Elder, who is also co-lead of AXA XL’s Pride Business Resource Group in North America, said that before joining the insurance industry, she served in the U.S. Naval Reserve at “a time when discussing gender identity was unthinkable and silenced. It placed a heavy burden on people like me.”
Noting that she only started openly talking about being gay 15 years ago after her wife had a cancer scare, Elder said she doesn’t want to see other people held back by not being able to be themselves in the workplace. “I’m really passionate about being yourself at work…I know that my openness has made me a better leader, a better employee and a better colleague. And allies play a really important role in helping LGBT employees feel comfortable about being their true selves at work, which leads to happier employees who are more productive and more likely to seek promotions.”

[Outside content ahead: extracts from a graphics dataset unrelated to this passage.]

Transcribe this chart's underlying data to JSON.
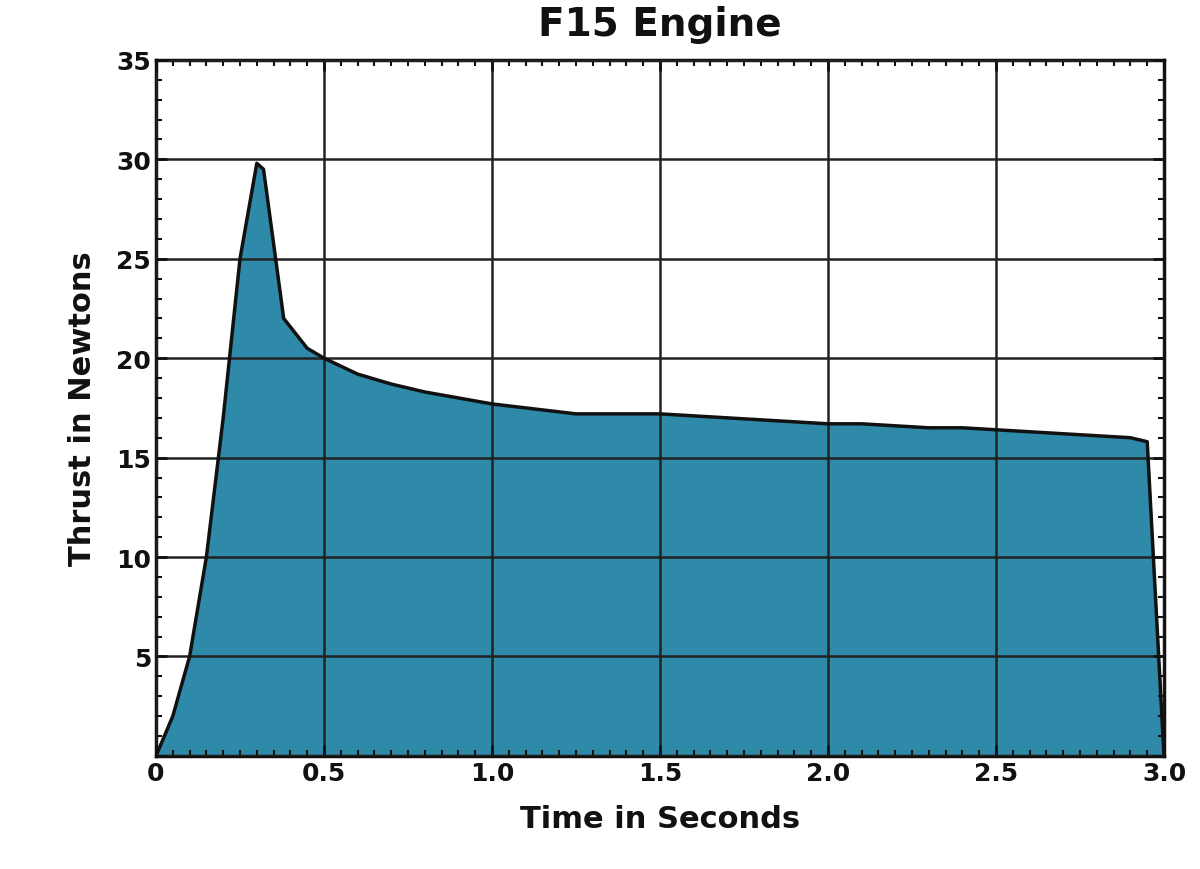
{
  "title": "F15 Engine",
  "xlabel": "Time in Seconds",
  "ylabel": "Thrust in Newtons",
  "fill_color": "#2e8aa8",
  "line_color": "#111111",
  "background_color": "#ffffff",
  "xlim": [
    0,
    3.0
  ],
  "ylim": [
    0,
    35
  ],
  "xticks": [
    0,
    0.5,
    1.0,
    1.5,
    2.0,
    2.5,
    3.0
  ],
  "yticks": [
    0,
    5,
    10,
    15,
    20,
    25,
    30,
    35
  ],
  "thrust_curve": {
    "time": [
      0.0,
      0.05,
      0.1,
      0.15,
      0.2,
      0.25,
      0.3,
      0.32,
      0.38,
      0.45,
      0.5,
      0.6,
      0.7,
      0.8,
      0.9,
      1.0,
      1.1,
      1.2,
      1.25,
      1.3,
      1.4,
      1.5,
      1.6,
      1.7,
      1.8,
      1.9,
      2.0,
      2.1,
      2.2,
      2.3,
      2.4,
      2.5,
      2.6,
      2.7,
      2.8,
      2.9,
      2.95,
      3.0
    ],
    "thrust": [
      0.0,
      2.0,
      5.0,
      10.0,
      17.0,
      25.0,
      29.8,
      29.5,
      22.0,
      20.5,
      20.0,
      19.2,
      18.7,
      18.3,
      18.0,
      17.7,
      17.5,
      17.3,
      17.2,
      17.2,
      17.2,
      17.2,
      17.1,
      17.0,
      16.9,
      16.8,
      16.7,
      16.7,
      16.6,
      16.5,
      16.5,
      16.4,
      16.3,
      16.2,
      16.1,
      16.0,
      15.8,
      0.0
    ]
  }
}
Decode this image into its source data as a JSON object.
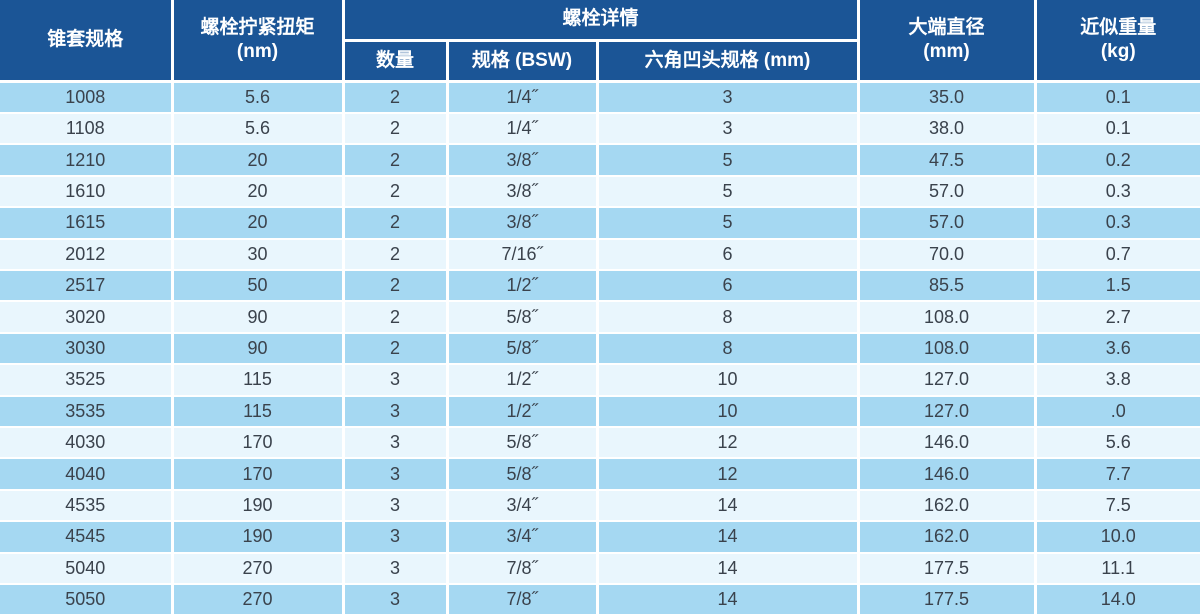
{
  "colors": {
    "header_bg": "#1b5596",
    "header_text": "#ffffff",
    "row_odd_bg": "#a5d8f2",
    "row_even_bg": "#e9f6fd",
    "body_text": "#3a424c",
    "divider": "#ffffff"
  },
  "chart_data": {
    "type": "table",
    "header": {
      "taper_spec": "锥套规格",
      "torque_label": "螺栓拧紧扭矩",
      "torque_unit": "(nm)",
      "bolt_details": "螺栓详情",
      "bolt_qty": "数量",
      "bolt_size": "规格 (BSW)",
      "hex_socket": "六角凹头规格 (mm)",
      "diameter_label": "大端直径",
      "diameter_unit": "(mm)",
      "weight_label": "近似重量",
      "weight_unit": "(kg)"
    },
    "column_ids": [
      "taper-spec",
      "torque-nm",
      "bolt-qty",
      "bolt-size-bsw",
      "hex-socket-mm",
      "big-end-diameter-mm",
      "approx-weight-kg"
    ],
    "rows": [
      [
        "1008",
        "5.6",
        "2",
        "1/4˝",
        "3",
        "35.0",
        "0.1"
      ],
      [
        "1108",
        "5.6",
        "2",
        "1/4˝",
        "3",
        "38.0",
        "0.1"
      ],
      [
        "1210",
        "20",
        "2",
        "3/8˝",
        "5",
        "47.5",
        "0.2"
      ],
      [
        "1610",
        "20",
        "2",
        "3/8˝",
        "5",
        "57.0",
        "0.3"
      ],
      [
        "1615",
        "20",
        "2",
        "3/8˝",
        "5",
        "57.0",
        "0.3"
      ],
      [
        "2012",
        "30",
        "2",
        "7/16˝",
        "6",
        "70.0",
        "0.7"
      ],
      [
        "2517",
        "50",
        "2",
        "1/2˝",
        "6",
        "85.5",
        "1.5"
      ],
      [
        "3020",
        "90",
        "2",
        "5/8˝",
        "8",
        "108.0",
        "2.7"
      ],
      [
        "3030",
        "90",
        "2",
        "5/8˝",
        "8",
        "108.0",
        "3.6"
      ],
      [
        "3525",
        "115",
        "3",
        "1/2˝",
        "10",
        "127.0",
        "3.8"
      ],
      [
        "3535",
        "115",
        "3",
        "1/2˝",
        "10",
        "127.0",
        ".0"
      ],
      [
        "4030",
        "170",
        "3",
        "5/8˝",
        "12",
        "146.0",
        "5.6"
      ],
      [
        "4040",
        "170",
        "3",
        "5/8˝",
        "12",
        "146.0",
        "7.7"
      ],
      [
        "4535",
        "190",
        "3",
        "3/4˝",
        "14",
        "162.0",
        "7.5"
      ],
      [
        "4545",
        "190",
        "3",
        "3/4˝",
        "14",
        "162.0",
        "10.0"
      ],
      [
        "5040",
        "270",
        "3",
        "7/8˝",
        "14",
        "177.5",
        "11.1"
      ],
      [
        "5050",
        "270",
        "3",
        "7/8˝",
        "14",
        "177.5",
        "14.0"
      ]
    ]
  }
}
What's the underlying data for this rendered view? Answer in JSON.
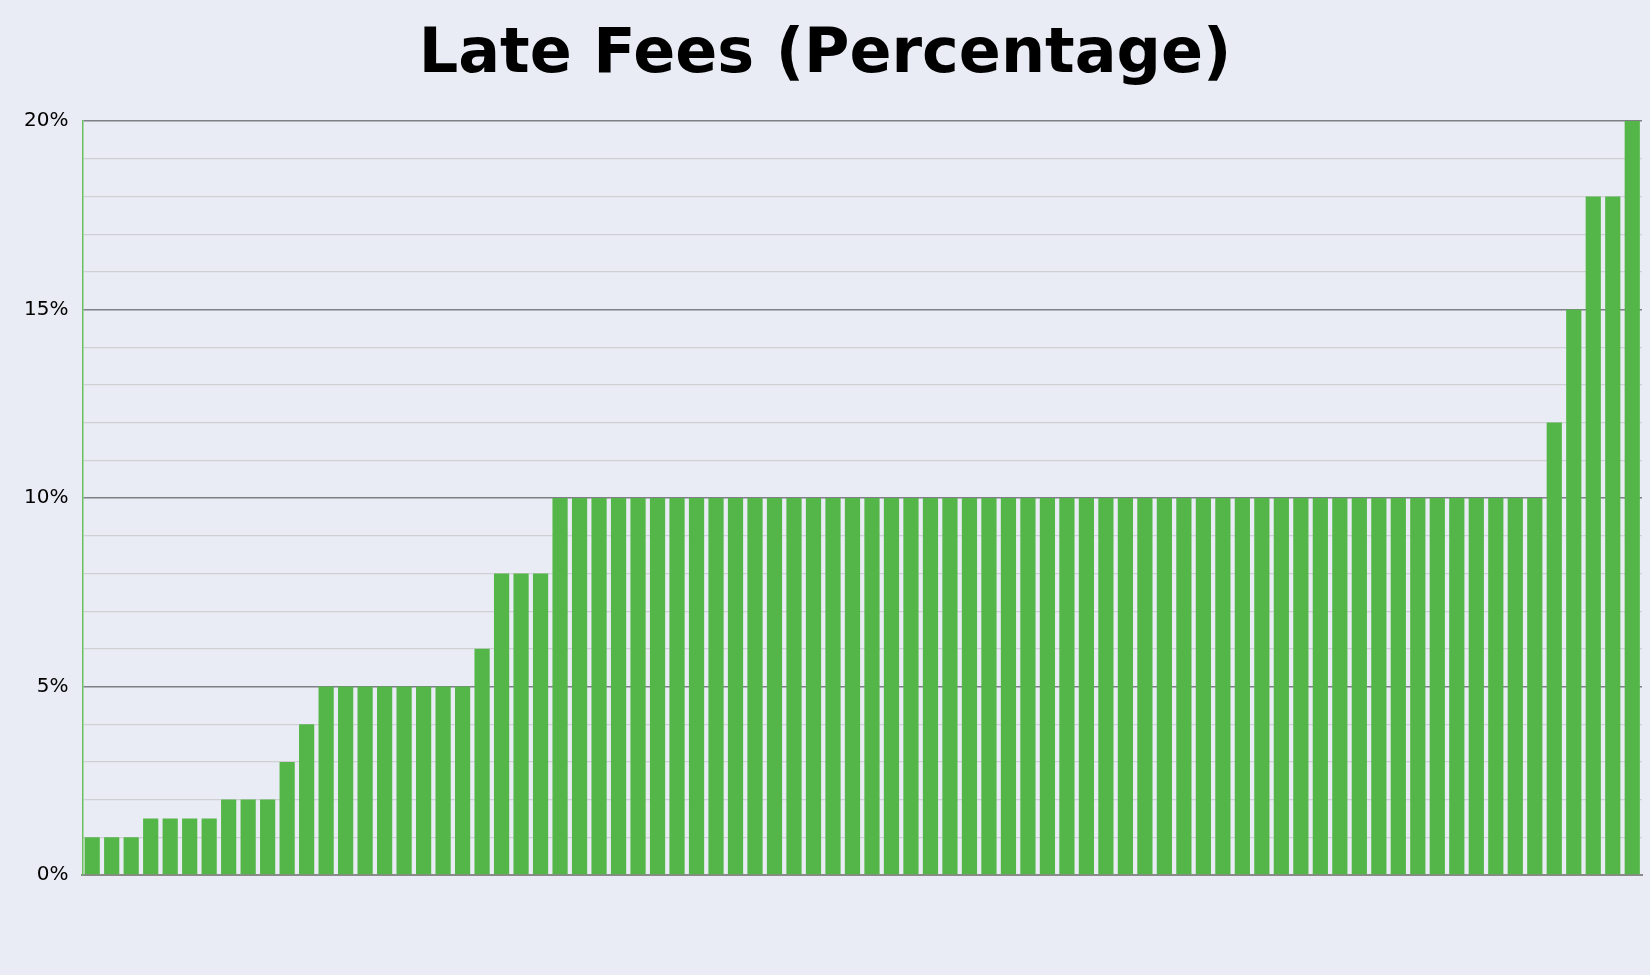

Elder said the best allies have three traits:
- They listen and encourage.
- They show up.
- They are respectful.
“First and foremost, [allies] listen and they encourage. Some members of the LGBT community have really supportive families, and others don’t. So, having supportive colleagues at work can be a real game changer for them,” she said, adding that being supportive doesn’t have to involve “extraordinary measures.” It can simply be taking the time to listen and understand the challenges faced by your colleagues.
Strong allies also “stand up for LGBT colleagues and they show up,” Elder said. “They put the time and the work in to educate themselves about LGBT issues, and they can join an LGBT business resource group…And standing up is really important, too. The LGBT-plus community is unfortunately pretty familiar with negative comments, so encouragement can do a lot to overcome that negativity.” It also might mean speaking out against the use of inappropriate or disrespectful language when people try to pass off demeaning language as a joke, she added.
Lastly, she said, strong allies are respectful. Be respectful of other people’s gender identity—i.e., whether the individual identifies as male, female, both or neither. “Asking and correctly using somebody’s pronouns is a sign of respect. And allies, you can show your respect and support by listing your own pronouns on your email signature, and LinkedIn even has an option now for you to show your pronouns.”